TREATMENT OF THE MONTREAL FIRE BRIGADE.
WHAT we are about to place before our readers is not in the especial interest of either fire insurance or the companies, but simply of common humanity.
Occasionally, even in Montreal, whispers have reached us of cruelly to animals, but the fire on St. James street in this city on Saturday, January 21, 1888, revealed an amount of brutality towards those who protect our lives and property from the devouring Itames which, we venture to say, is seldom displayed even by a savage despot, and certainly never in any community laying the slightest claim to civilisation or Christianity.
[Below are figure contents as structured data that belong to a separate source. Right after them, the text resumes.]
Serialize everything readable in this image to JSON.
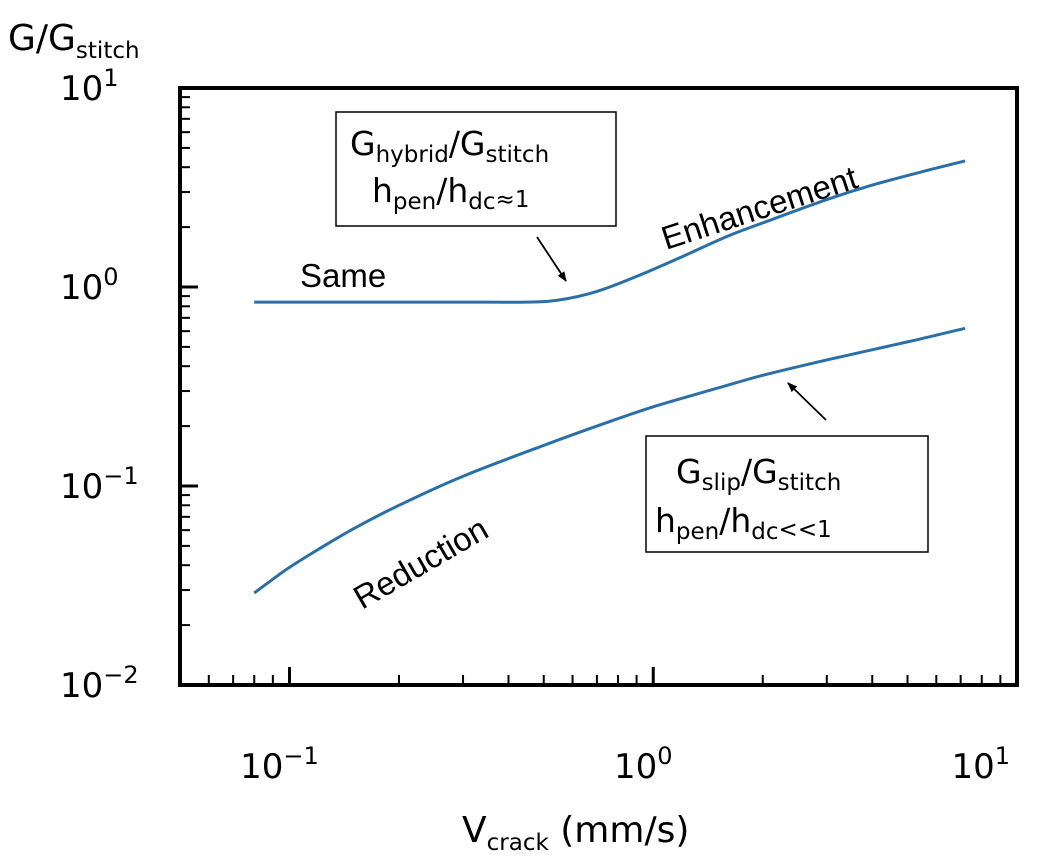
{
  "chart_data": {
    "type": "line",
    "title": "",
    "xlabel": {
      "main": "V",
      "sub": "crack",
      "unit": " (mm/s)"
    },
    "ylabel": {
      "main": "G/G",
      "sub": "stitch"
    },
    "x_scale": "log",
    "y_scale": "log",
    "xlim": [
      0.05,
      10
    ],
    "ylim": [
      0.01,
      10
    ],
    "x_ticks": [
      {
        "value": 0.1,
        "base": "10",
        "exp": "−1"
      },
      {
        "value": 1,
        "base": "10",
        "exp": "0"
      },
      {
        "value": 10,
        "base": "10",
        "exp": "1"
      }
    ],
    "y_ticks": [
      {
        "value": 0.01,
        "base": "10",
        "exp": "−2"
      },
      {
        "value": 0.1,
        "base": "10",
        "exp": "−1"
      },
      {
        "value": 1,
        "base": "10",
        "exp": "0"
      },
      {
        "value": 10,
        "base": "10",
        "exp": "1"
      }
    ],
    "grid": false,
    "line_color": "#2a6fa8",
    "series": [
      {
        "id": "hybrid",
        "x": [
          0.08,
          0.1,
          0.2,
          0.3,
          0.45,
          0.55,
          0.7,
          0.9,
          1.2,
          1.6,
          2,
          3,
          4,
          5.5,
          7.2
        ],
        "values": [
          0.84,
          0.84,
          0.84,
          0.84,
          0.84,
          0.86,
          0.95,
          1.13,
          1.42,
          1.8,
          2.1,
          2.75,
          3.25,
          3.8,
          4.3
        ]
      },
      {
        "id": "slip",
        "x": [
          0.08,
          0.09,
          0.1,
          0.12,
          0.15,
          0.2,
          0.3,
          0.5,
          0.7,
          1,
          1.5,
          2,
          3,
          5,
          7.2
        ],
        "values": [
          0.029,
          0.034,
          0.039,
          0.048,
          0.061,
          0.08,
          0.112,
          0.16,
          0.2,
          0.25,
          0.31,
          0.36,
          0.43,
          0.53,
          0.62
        ]
      }
    ],
    "annotations": {
      "same": "Same",
      "enhancement": "Enhancement",
      "reduction": "Reduction",
      "box_hybrid": {
        "line1_main": "G",
        "line1_sub": "hybrid",
        "line1_mid": "/G",
        "line1_sub2": "stitch",
        "line2_main": "h",
        "line2_sub": "pen",
        "line2_mid": "/h",
        "line2_sub2": "dc",
        "line2_tail": "≈1"
      },
      "box_slip": {
        "line1_main": "G",
        "line1_sub": "slip",
        "line1_mid": "/G",
        "line1_sub2": "stitch",
        "line2_main": "h",
        "line2_sub": "pen",
        "line2_mid": "/h",
        "line2_sub2": "dc",
        "line2_tail": "<<1"
      }
    }
  }
}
Letting alone that grand doctrine of " Do unto others as you would that they should do unto you,” our city fathers have shown themselves utterly devoid of that “ One touch of nature which makes the whole world akin,” when we consider that those who have charge of the city finances, rather than risk their positions as aldermen by insisting upon sufficient taxation to provide a needed number of firemen, with the equipment and commisariat department necessary for the requirements of Montreal and the climate we are subject to, prefer to curry favor with the electors by niggardly parsimony, which renders almost the entire brigade unfit for service for several hours, and leaves a city of 200,000 inhabitants totally unprotected against the ravages of fire, save for borrowed assistance afforded by the brigades of one or more private corporations.